Rivals Accuse Clinton of Flip-Flopping

Sen. Hillary Clinton, D-N.Y., faced a barrage of stinging critiques from her rivals for the Democratic presidential nomination Tuesday night, with Sen. Barack Obama, D-Ill., and former Sen. John Edwards accusing her of flip-flopping on key issues and supporting a resolution that some fear could lead to war in Iran.

After publicly promising to sharpen his rhetoric in his battle against Clinton, Obama, started the debate by highlighting areas where he said the Democratic frontrunner has shifted positions when it's "politically convenient."

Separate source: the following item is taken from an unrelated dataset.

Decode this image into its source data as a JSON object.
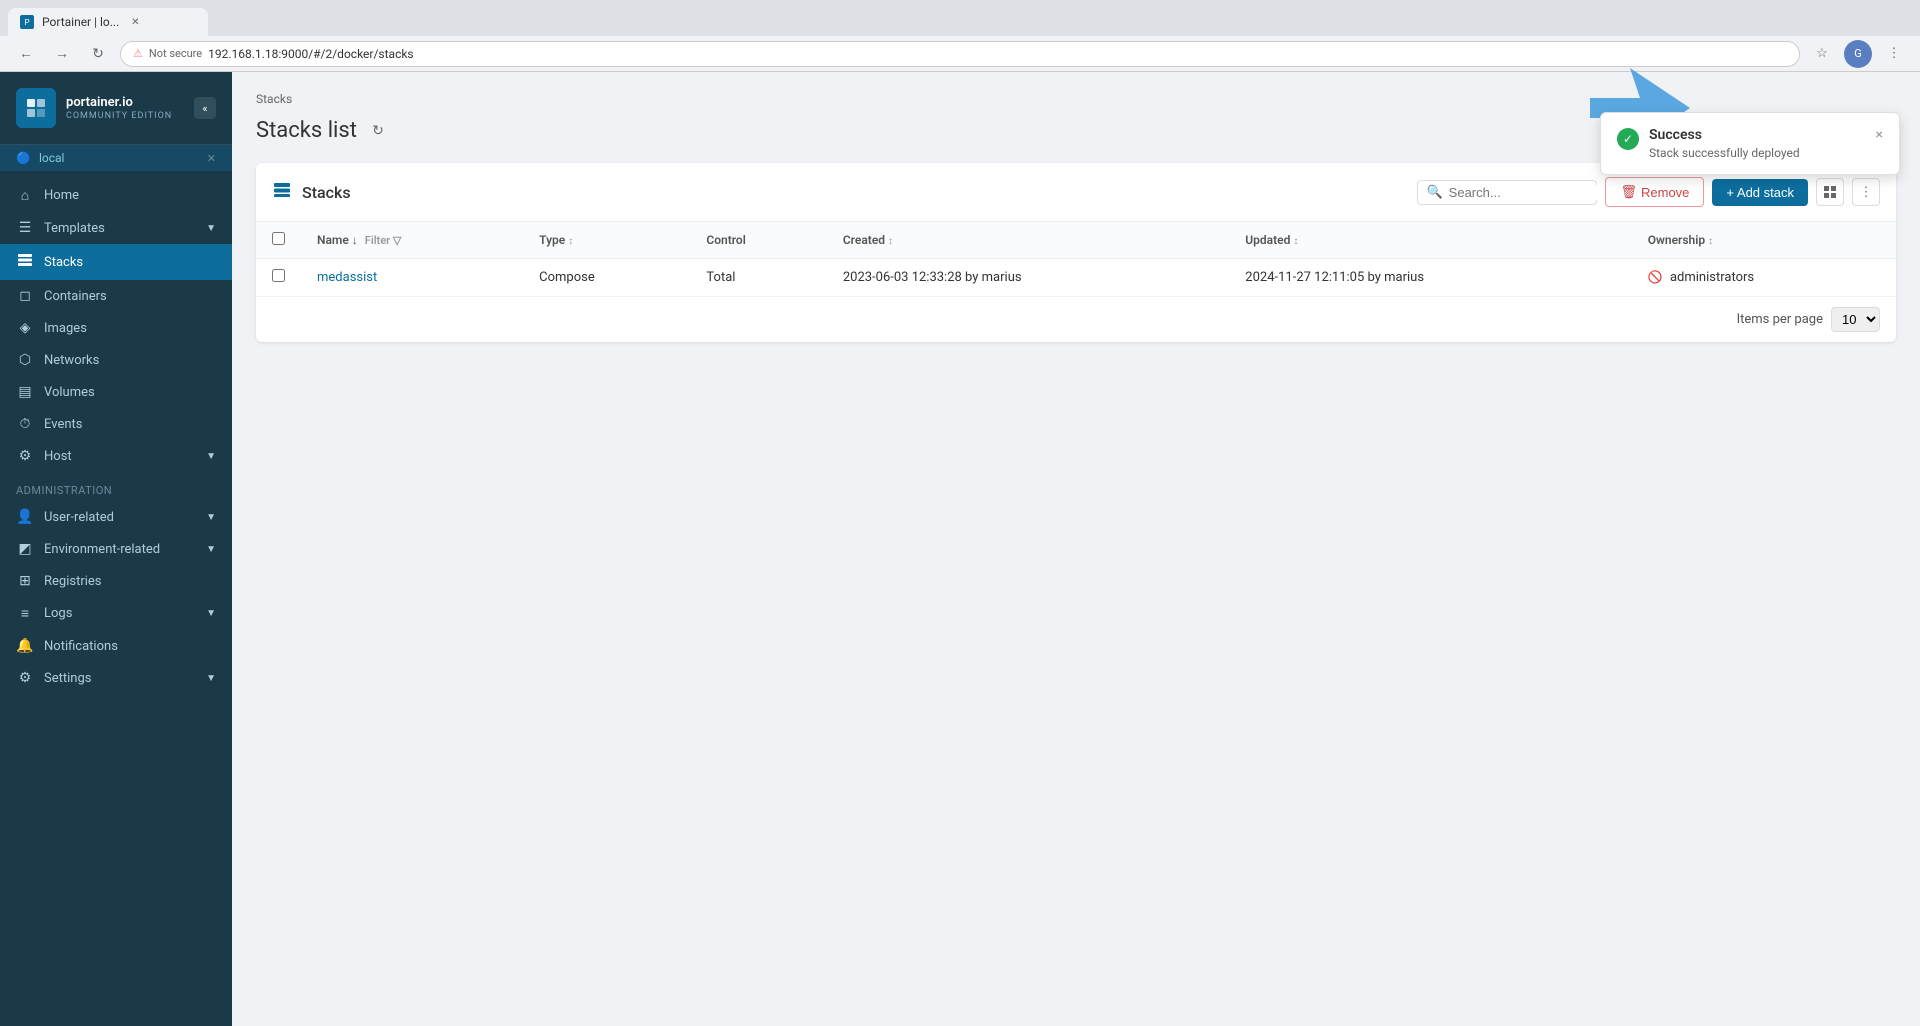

Obama said Clinton "has been for NAFTA previously, now she's against it. She has taken one position on torture several months ago and then most recently has taken a different position. She voted for a war, to authorize sending troops into Iraq, and then later said this was a (vote) for diplomacy."


Edwards highlighted Clinton's vote on the Iran resolution, saying it was "written literally by the neocons," and delivered a series of sharp jabs that cast Clinton as the candidate of the status quo.

"She says she will end the war, but she continues to say she'll keep combat troops in Iraq and continue combat missions in Iraq," said Edwards, D-N.C. "To me, that's not ending the war; that's the continuation of the war."

On the Iran resolution, he said: "If Bush invades Iran six months from now, I mean, are we going to hear: 'If only I had known then what I know now?'"

But Clinton, with a wide lead in the polls, stayed above the fray. She seldom directly engaged the other candidates on the stage at Drexel University in Philadelphia, and instead cast herself in ways that contrast her views with those of the Bush administration and other Republicans.

"I don't think the Republicans got the message that I'm voting and sounding like them," said Clinton, D-N.Y. "If you watched their debate last week, I seemed to be the topic of great conversation and consternation, and that's for a reason, because I have stood against George Bush and his failed policies."

"In a perverse way, I think that, you know, the Republicans and their constant obsession with me demonstrates clearly that they obviously think that I am communicating effectively about what I will do as president," Clinton said.

But as the two-hour debate closed, Clinton may have handed her rivals a fresh issue. Clinton equivocated on whether she supports Gov. Eliot Spitzer's plan to issue driver's licenses to illegal immigrants in her home state of New York.

"I did not say that it should be done, but I certainly recognize why Gov. Spitzer is trying to do it," Clinton said.

Her rivals pounced.

"Sen. Clinton said two different things in the course of about two minutes just a few minutes ago, and I think this is a real issue for the country," Edwards said.

Said Obama: "I was confused on Sen. Clinton's answer. I can't tell whether she was for it or against it, and I do think that is important."

Tuesday night's debate had the build-up of an all-out brawl, with Obama priming the fight by saying he would draw sharper distinctions between himself and Clinton. With Edwards and others joining in on the battle, the attacks came in all forms, with a shared target: Clinton.

Obama himself made light of the highly anticipated battle.